New Washington, D.C., Mayor Fenty Will Not Reappoint HIV/AIDS Administration Director Martin
Washington, D.C., Mayor Adrian Fenty on Wednesday confirmed that he will not reappoint Marsha Martin as director of the Administration for HIV Policy and Programs, the Washington Post reports. "We thought it was a good time to have a new set of eyes," Fenty said, adding, "This is one of our critical, critical issues." Martin, who announced her resignation Tuesday in an e-mail to staff members and community groups hours after Fenty was sworn into office, wrote that as an appointee of the administration of former Mayor Anthony Williams, it is her "time to leave the government." According to the Post, Martin's 16-month tenure as director of the HIV administration "earned mixed reviews." Although she was lauded for increasing awareness about HIV/AIDS in the district, she was criticized for her method of collaborating and coordinating with the HIV/AIDS community, the Post reports. "She has been instrumental in bringing greater visibility to the issue of HIV in the district," Walter Smith, executive director of the DC Appleseed Center for Law and Justice, said. He added that although the testing campaign Martin launched last summer was a significant development, it has not met its goal of having the majority of district residents know their HIV status. Smith also said that the district has begun to make positive developments in gathering epidemiological data because of staff Martin hired. "There were a lot of things she couldn't control," he said, adding that Martin's successor "has to get more support" from district officials. Donald Blanchon, executive director of the Whitman-Walker Clinic, said that Martin deserves credit for her efforts to raise awareness about HIV/AIDS. A. Toni Young, co-chair of the district's HIV Prevention Community Planning Group, said that Martin did not adequately collaborate with many HIV/AIDS community groups working directly with HIV-positive people.
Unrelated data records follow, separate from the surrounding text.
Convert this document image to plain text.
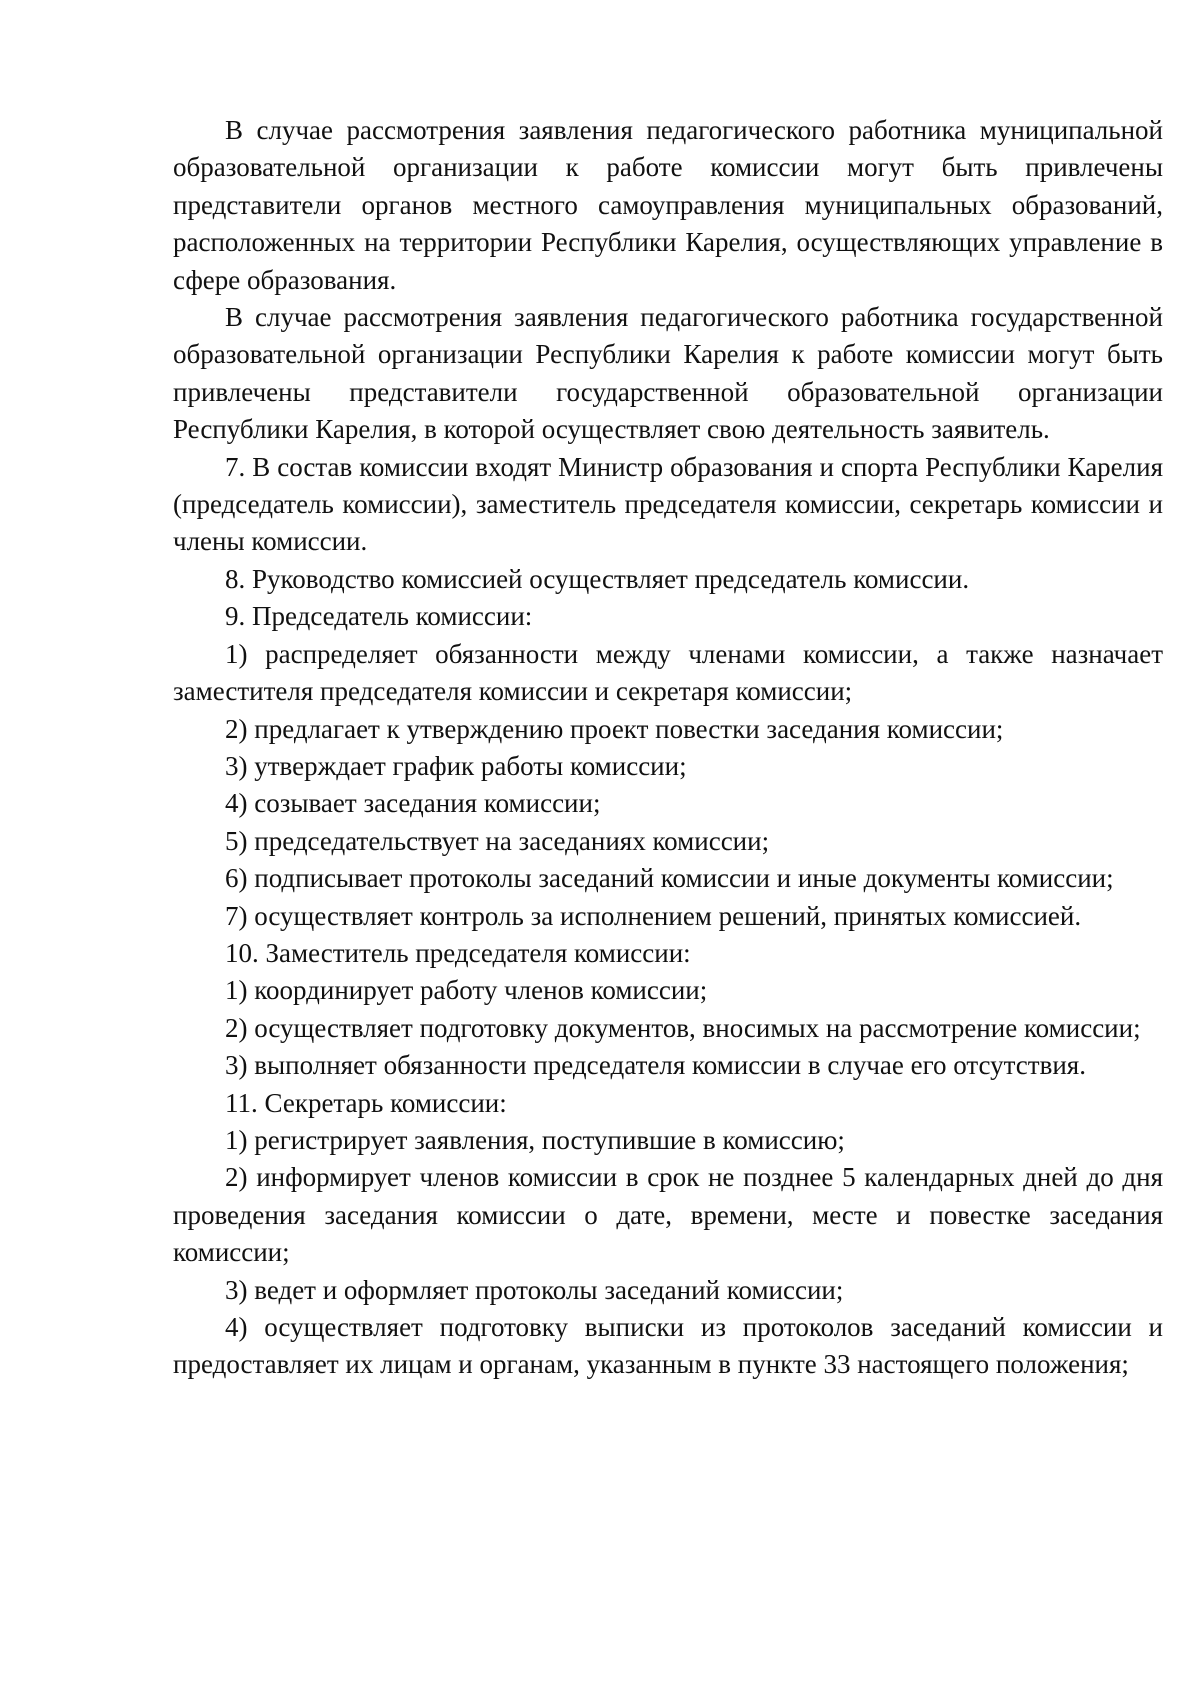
В случае рассмотрения заявления педагогического работника муниципальной образовательной организации к работе комиссии могут быть привлечены представители органов местного самоуправления муниципальных образований, расположенных на территории Республики Карелия, осуществляющих управление в сфере образования.

В случае рассмотрения заявления педагогического работника государственной образовательной организации Республики Карелия к работе комиссии могут быть привлечены представители государственной образовательной организации Республики Карелия, в которой осуществляет свою деятельность заявитель.

7. В состав комиссии входят Министр образования и спорта Республики Карелия (председатель комиссии), заместитель председателя комиссии, секретарь комиссии и члены комиссии.

8. Руководство комиссией осуществляет председатель комиссии.

9. Председатель комиссии:

1) распределяет обязанности между членами комиссии, а также назначает заместителя председателя комиссии и секретаря комиссии;

2) предлагает к утверждению проект повестки заседания комиссии;

3) утверждает график работы комиссии;

4) созывает заседания комиссии;

5) председательствует на заседаниях комиссии;

6) подписывает протоколы заседаний комиссии и иные документы комиссии;

7) осуществляет контроль за исполнением решений, принятых комиссией.

10. Заместитель председателя комиссии:

1) координирует работу членов комиссии;

2) осуществляет подготовку документов, вносимых на рассмотрение комиссии;

3) выполняет обязанности председателя комиссии в случае его отсутствия.

11. Секретарь комиссии:

1) регистрирует заявления, поступившие в комиссию;

2) информирует членов комиссии в срок не позднее 5 календарных дней до дня проведения заседания комиссии о дате, времени, месте и повестке заседания комиссии;

3) ведет и оформляет протоколы заседаний комиссии;

4) осуществляет подготовку выписки из протоколов заседаний комиссии и предоставляет их лицам и органам, указанным в пункте 33 настоящего положения;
According to Administration for HIV Policy and Programs spokesperson Michael Kharfen, Martin was unavailable for comment. Martin previously served as executive director of AIDS Action and a special assistant to former HHS Secretary Donna Shalala (Levine, Washington Post, 1/4).
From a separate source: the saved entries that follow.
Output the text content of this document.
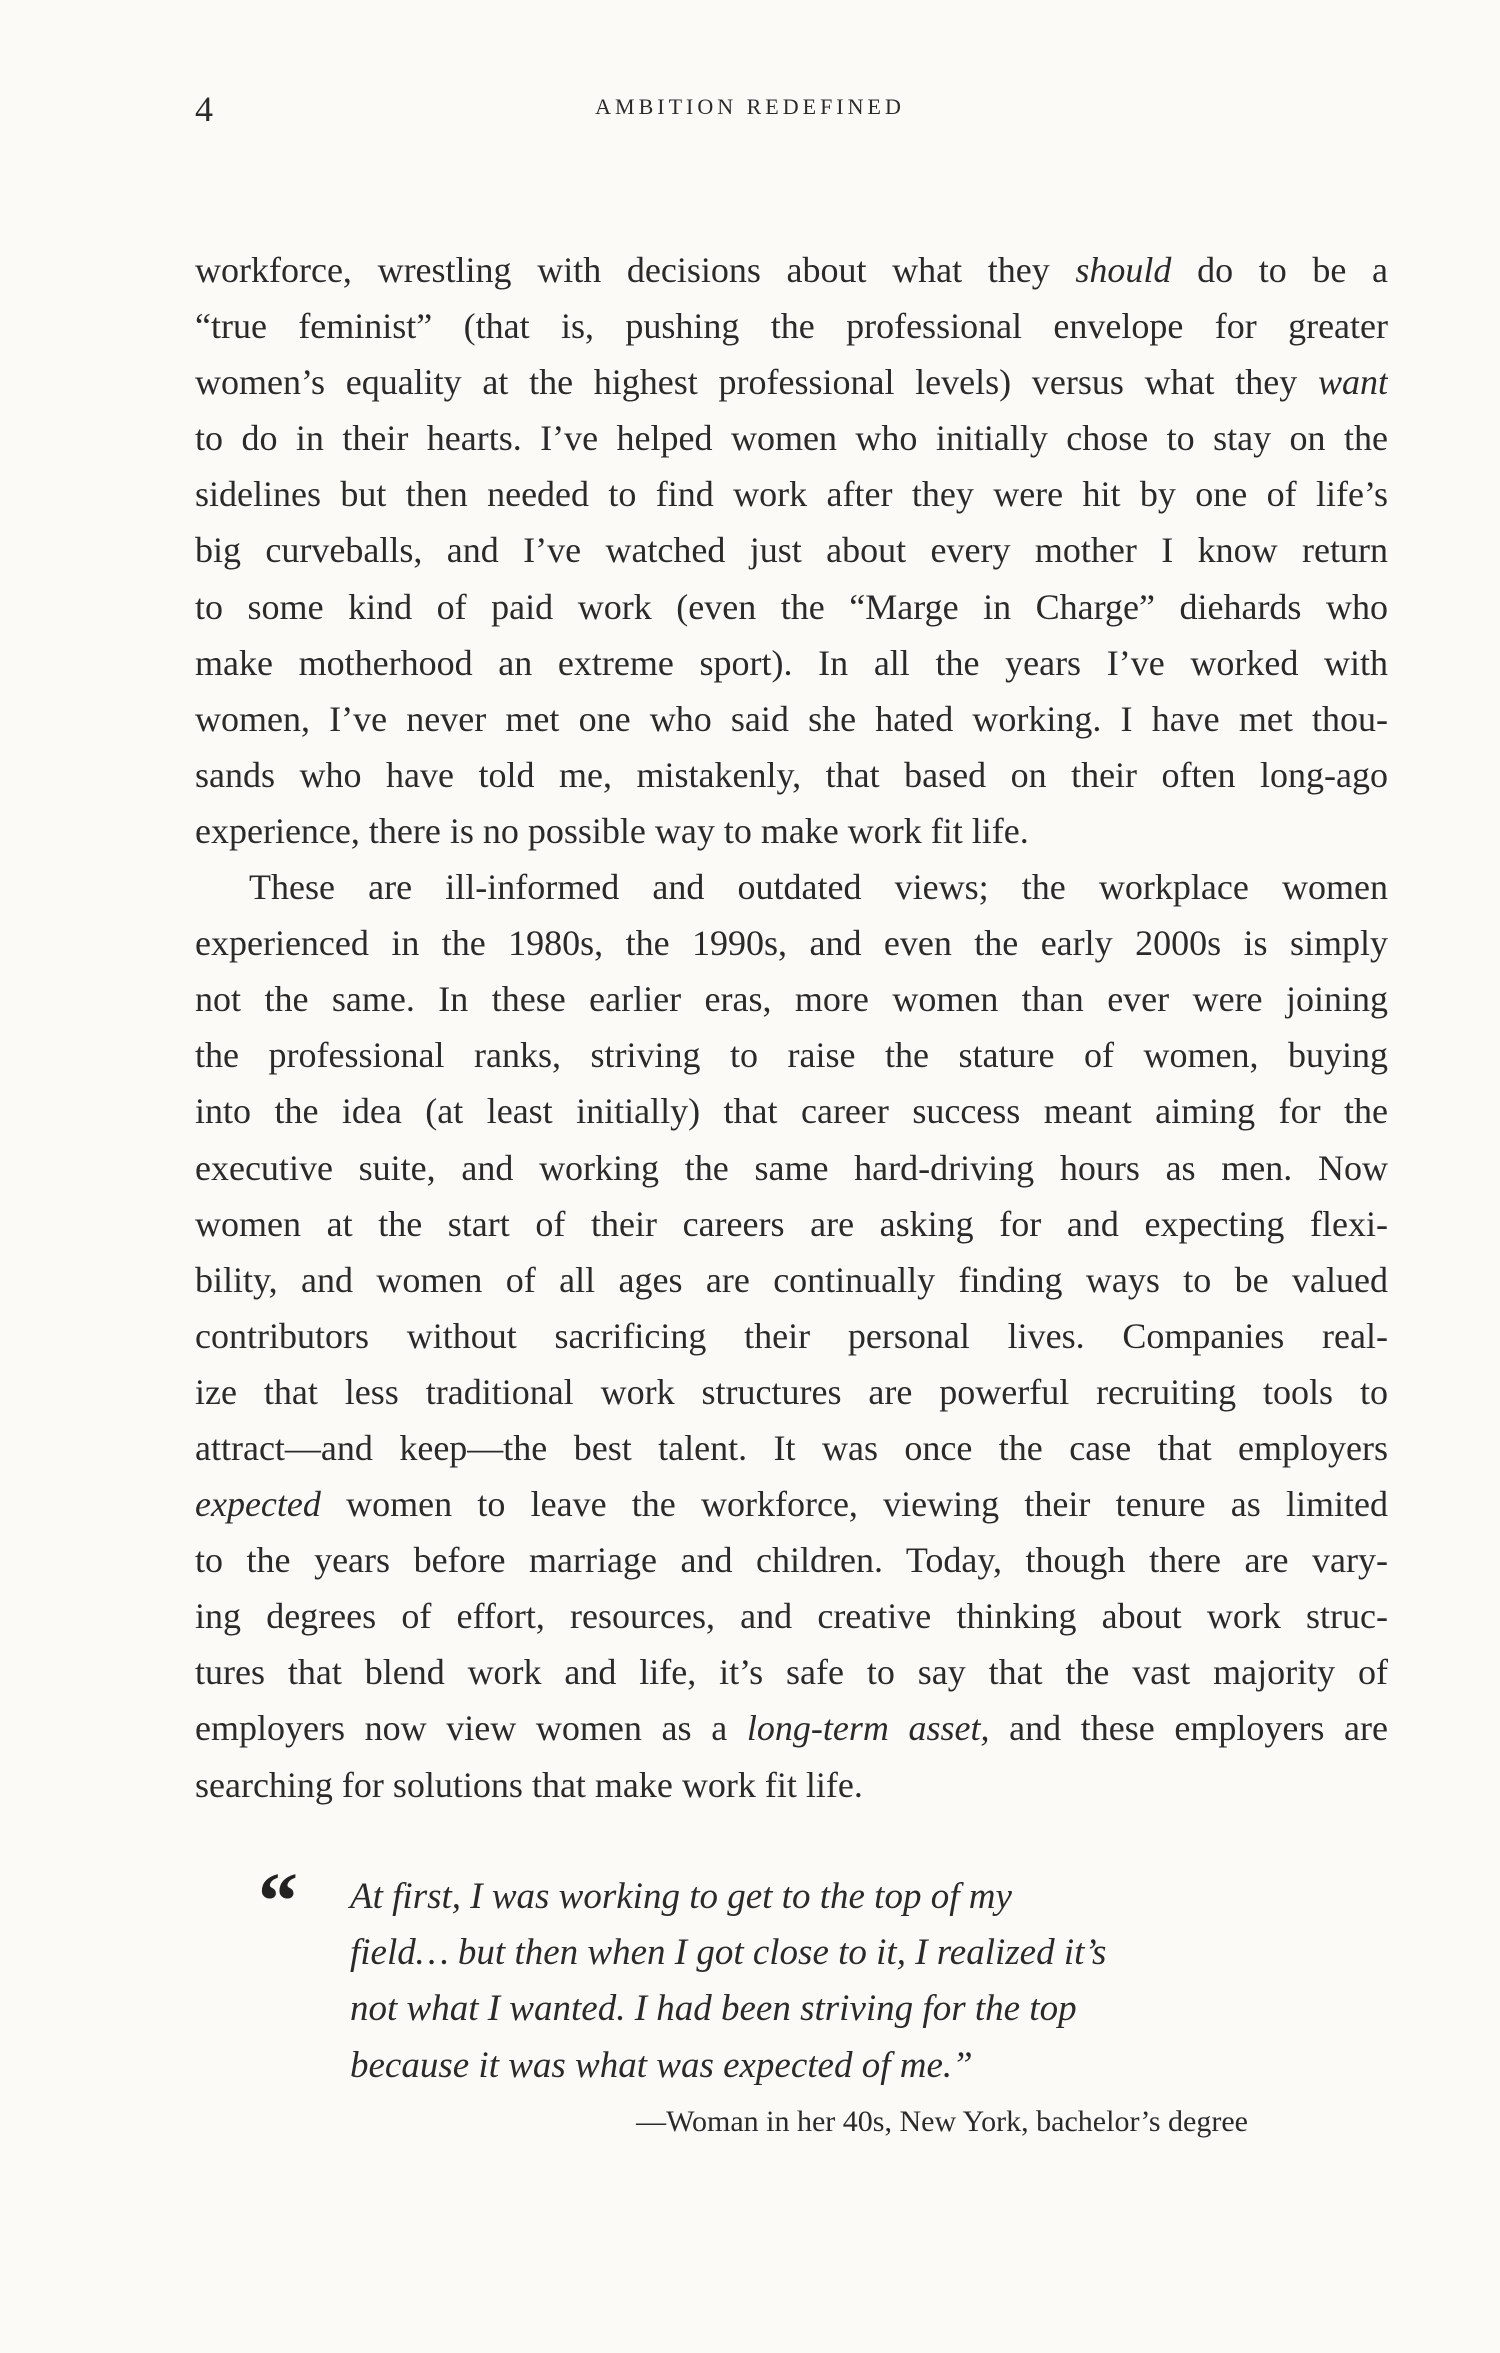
4	AMBITION REDEFINED
workforce, wrestling with decisions about what they should do to be a
“true feminist” (that is, pushing the professional envelope for greater
women’s equality at the highest professional levels) versus what they want
to do in their hearts. I’ve helped women who initially chose to stay on the
sidelines but then needed to find work after they were hit by one of life’s
big curveballs, and I’ve watched just about every mother I know return
to some kind of paid work (even the “Marge in Charge” diehards who
make motherhood an extreme sport). In all the years I’ve worked with
women, I’ve never met one who said she hated working. I have met thou-
sands who have told me, mistakenly, that based on their often long-ago
experience, there is no possible way to make work fit life.
These are ill-informed and outdated views; the workplace women
experienced in the 1980s, the 1990s, and even the early 2000s is simply
not the same. In these earlier eras, more women than ever were joining
the professional ranks, striving to raise the stature of women, buying
into the idea (at least initially) that career success meant aiming for the
executive suite, and working the same hard-driving hours as men. Now
women at the start of their careers are asking for and expecting flexi-
bility, and women of all ages are continually finding ways to be valued
contributors without sacrificing their personal lives. Companies real-
ize that less traditional work structures are powerful recruiting tools to
attract—and keep—the best talent. It was once the case that employers
expected women to leave the workforce, viewing their tenure as limited
to the years before marriage and children. Today, though there are vary-
ing degrees of effort, resources, and creative thinking about work struc-
tures that blend work and life, it’s safe to say that the vast majority of
employers now view women as a long-term asset, and these employers are
searching for solutions that make work fit life.
“ At first, I was working to get to the top of my
field… but then when I got close to it, I realized it’s
not what I wanted. I had been striving for the top
because it was what was expected of me.”
—Woman in her 40s, New York, bachelor’s degree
District Should Increase Efforts To Fight HIV/AIDS, Opinion Piece Says
The HIV/AIDS epidemic in Washington, D.C., "remains disturbing and depressing," and the district's "rate of infection remains 10 times the national rate," Raymond Blanks, a member of the Community HIV Planning Group, writes in a Post opinion piece. According to Blanks, "many thousands of residents with HIV do not know their status" and "[n]early 20,000 of the city's residents are living with HIV." The "size of this epidemic requires an adequate scope of services to meet current and increasing demands," Blanks writes, adding that despite pledges from Williams, "real progress still eludes the Administration for HIV Policies and Programs." The "deadly health crisis" in the district is "still growing, while the city's ability to combat this disease with effective prevention and treatment services has not increased accordingly," according to Blanks. A report released last year by the DC Appleseed Center "asserted that the city was 15 years behind the scope and quality of services and management necessary to meet this growing health challenge," Blanks writes, concluding, "No appreciable improvements have been attained lately, while this disease continues to grow where people are most vulnerable. It's time for the district to truly deliver on its promises" (Blanks, Washington Post, 1/4).